Finance Minister Arun Jaitley and his Economic Advisor Arvind Subramanian have once again called for a repo rate cut, thus mounting pressure on RBI Governor Raghuram Rajan. While Jaitley is expecting a rate cut like any other Indian, his advisor asserts the government is ready to face price rise, if any, and claims there are enough stocks in government warehouses.

Economists predict the benchmark interest rate to be lowered by 25 basis points

Finance Minister Arun Jaitley and his Economic Advisor Arvind Subramanian have once again called for a repo rate cut, thus mounting pressure on RBI Governor Raghuram Rajan. While Jaitley is expecting a rate cut like any other Indian, his advisor asserts the government is ready to face price rise, if any, and claims there are enough stocks in government warehouses.

It is an assurance to Rajan should he decide on the rate cut. Both the industry and the government want it to happen. Interestingly, even the polls organised among economists pointed to a rate cut opportunity on the policy meet day i.e., June 2. The economists predict the benchmark interest rate to be lowered by 25 basis points, and they also expect another rate cut before December. However, they say the regulator’s policy statement may be of a cautious tone.
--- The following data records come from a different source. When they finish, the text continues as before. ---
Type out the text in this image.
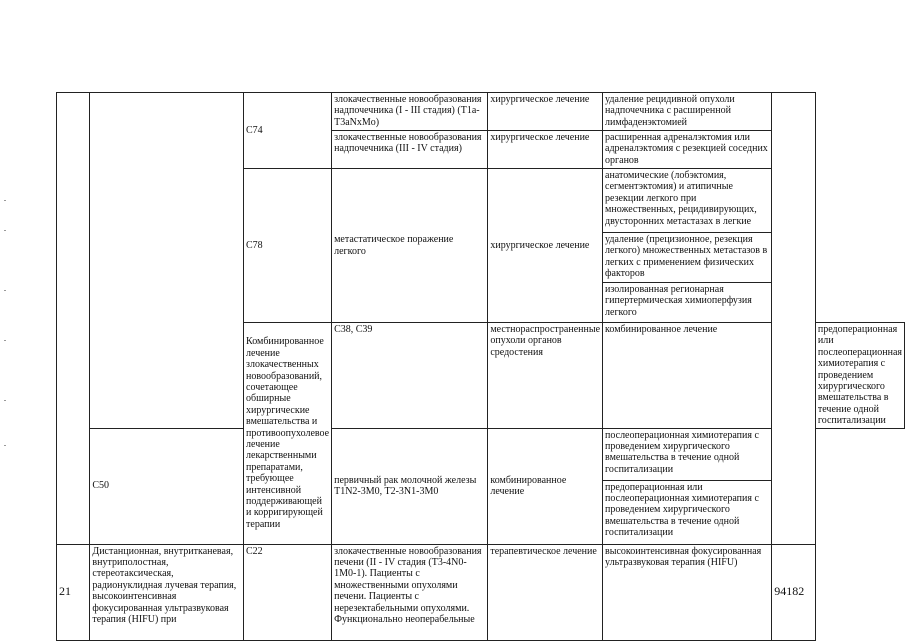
		C74	злокачественные новообразования надпочечника (I - III стадия) (T1a-T3aNxMo)	хирургическое лечение	удаление рецидивной опухоли надпочечника с расширенной лимфаденэктомией		
			злокачественные новообразования надпочечника (III - IV стадия)	хирургическое лечение	расширенная адреналэктомия или адреналэктомия с резекцией соседних органов		
		C78	метастатическое поражение легкого	хирургическое лечение	анатомические (лобэктомия, сегментэктомия) и атипичные резекции легкого при множественных, рецидивирующих, двусторонних метастазах в легкие		
					удаление (прецизионное, резекция легкого) множественных метастазов в легких с применением физических факторов		
					изолированная регионарная гипертермическая химиоперфузия легкого		
		Комбинированное лечение злокачественных новообразований, сочетающее обширные хирургические вмешательства и противоопухолевое лечение лекарственными препаратами, требующее интенсивной поддерживающей и корригирующей терапии	C38, C39	местнораспространенные опухоли органов средостения	комбинированное лечение		предоперационная или послеоперационная химиотерапия с проведением хирургического вмешательства в течение одной госпитализации
	C50		первичный рак молочной железы T1N2-3M0, T2-3N1-3M0	комбинированное лечение	послеоперационная химиотерапия с проведением хирургического вмешательства в течение одной госпитализации		
					предоперационная или послеоперационная химиотерапия с проведением хирургического вмешательства в течение одной госпитализации		
21	Дистанционная, внутритканевая, внутриполостная, стереотаксическая, радионуклидная лучевая терапия, высокоинтенсивная фокусированная ультразвуковая терапия (HIFU) при	C22	злокачественные новообразования печени (II - IV стадия (T3-4N0-1M0-1). Пациенты с множественными опухолями печени. Пациенты с нерезектабельными опухолями. Функционально неоперабельные	терапевтическое лечение	высокоинтенсивная фокусированная ультразвуковая терапия (HIFU)	94182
On the contrary, if the regulator holds back the rate cut again, it may get lesser chances to meddle with the policy during the monsoon rains and due to any US rate hike later. It already cut rates twice this year, as it felt comfortable with the falling inflation. It left rates unchanged in the April meet, claiming that the banks need more time to pass on the benefit to its customers. Rajan even expressed his ire at the bankers over this; and it made them fall in line.

It is seen as the best opportunity for the Reserve Bank to take a call on the rate cut now as oil prices are still at low level, thus helping to contain inflation well below 6 per cent level – the upper limit fixed by the Reserve Bank. Even failure of rains leading to poor crops will not trouble the government as it maintains enough food stocks, according to Subramanian, to check rise in prices of essentials.

The current economic data shows consumer inflation at a 4-month low of 4.87 per cent in April, and the industrial output at a 5-month low. It means a serious disinflationary trend is prevailing in the country. Though, there is no immediate threat to rupee, more uncertainties are seen beyond June, say economists. Further, the data for the January-March quarter is due on Friday, which is expected to show some weakness, pushing the Reserve Bank to prepare for another rate cut later, somewhere in September.

On the other hand, if Governor Rajan decides to hold rate cut this time, the strengthening of US economy would push US Federal Reserve for a rate hike, thus mounting heavy pressure on other currencies, including rupee. Although, Rajan claims that India is better placed to face any eventuality from US rate hike or global debt crisis, hopefully, he will take a rate cut decision during this policy review.